Her talk of political action committees (PACs) was one of the few times I realised the author was writing from a country with very different democratic norms (she’s smart enough to acknowledge that she’d ‘focused on the uniquely fraught US context in this chapter.’)

She discusses transparency (and whisteblowing); ethical culture; leadership; compliance; employee voice and purpose in this wide-ranging analysis.

‘Rather than seeking to put a positive spin on what you’re up to in an effort to deflect reputational risk, you can head for higher ground by being focused and honest about what your business can actually achieve.’

Your employees are your most important stakeholders. What they think dramatically affects other stakeholder groups, including investors.

But don’t be so crass as to disregard your most important stakeholder group. ‘Your employees are your most important stakeholders.

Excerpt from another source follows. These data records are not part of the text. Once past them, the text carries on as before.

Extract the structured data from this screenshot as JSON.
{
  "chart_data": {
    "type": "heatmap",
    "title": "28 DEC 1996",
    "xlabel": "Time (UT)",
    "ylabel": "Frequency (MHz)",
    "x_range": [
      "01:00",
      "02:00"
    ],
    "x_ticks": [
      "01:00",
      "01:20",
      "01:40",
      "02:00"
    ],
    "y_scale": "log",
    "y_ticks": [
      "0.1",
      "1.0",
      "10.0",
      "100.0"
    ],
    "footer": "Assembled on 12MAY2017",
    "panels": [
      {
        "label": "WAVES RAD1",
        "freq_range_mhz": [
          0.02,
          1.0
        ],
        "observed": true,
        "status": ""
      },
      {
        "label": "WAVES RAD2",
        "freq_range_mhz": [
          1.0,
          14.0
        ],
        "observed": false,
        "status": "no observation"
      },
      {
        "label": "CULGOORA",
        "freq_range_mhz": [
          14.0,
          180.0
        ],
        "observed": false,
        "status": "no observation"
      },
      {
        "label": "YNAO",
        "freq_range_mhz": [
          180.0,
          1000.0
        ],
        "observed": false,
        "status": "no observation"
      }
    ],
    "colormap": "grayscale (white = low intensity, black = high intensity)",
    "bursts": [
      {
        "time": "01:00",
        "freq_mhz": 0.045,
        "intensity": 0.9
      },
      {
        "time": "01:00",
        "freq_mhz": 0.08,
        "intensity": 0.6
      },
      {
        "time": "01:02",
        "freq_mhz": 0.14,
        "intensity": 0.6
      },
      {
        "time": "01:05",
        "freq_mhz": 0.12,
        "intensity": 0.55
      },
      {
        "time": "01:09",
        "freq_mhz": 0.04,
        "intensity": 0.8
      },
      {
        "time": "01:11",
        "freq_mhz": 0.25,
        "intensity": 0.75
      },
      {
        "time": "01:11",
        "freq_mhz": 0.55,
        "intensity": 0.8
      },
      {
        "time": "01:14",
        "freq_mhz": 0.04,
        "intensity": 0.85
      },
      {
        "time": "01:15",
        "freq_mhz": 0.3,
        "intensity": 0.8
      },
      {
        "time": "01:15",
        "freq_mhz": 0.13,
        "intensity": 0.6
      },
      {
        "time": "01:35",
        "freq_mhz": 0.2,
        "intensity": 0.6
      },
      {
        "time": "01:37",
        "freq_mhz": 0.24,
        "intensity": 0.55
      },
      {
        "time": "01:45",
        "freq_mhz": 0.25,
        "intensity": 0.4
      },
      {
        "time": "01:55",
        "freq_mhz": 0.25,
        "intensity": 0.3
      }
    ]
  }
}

What they think dramatically affects other stakeholder groups, including investors.’

The author is no dry academic. When she describes some purpose statements as ‘bullshit’ she defends this by defining what she means by this word (‘not as a lie, but rather as a statement made without regard to the truth’).

She’s writing from firsthand experience of the complexity of compliance, and observes the disconnect between abstract moral philosophy and business decision making. ‘I have yet to attend a meeting where executives debate whether it’s better to apply a utilitarian or a deontological framework to a decision.’

Indeed, her credibility as an author is built on three legs: her professional experience, her academic research, and what she’s learnt from her students at New York University. It’s rare for an academic to acknowledge the symbiotic value of teaching.

She’s an admirable guide to this treacherous terrain. The book may not be explicitly about public relations – but this is just where we operate now. As she explains:

‘Back in the twentieth century, public relations was simply about effective communication, not underlying culture, values or behavior.’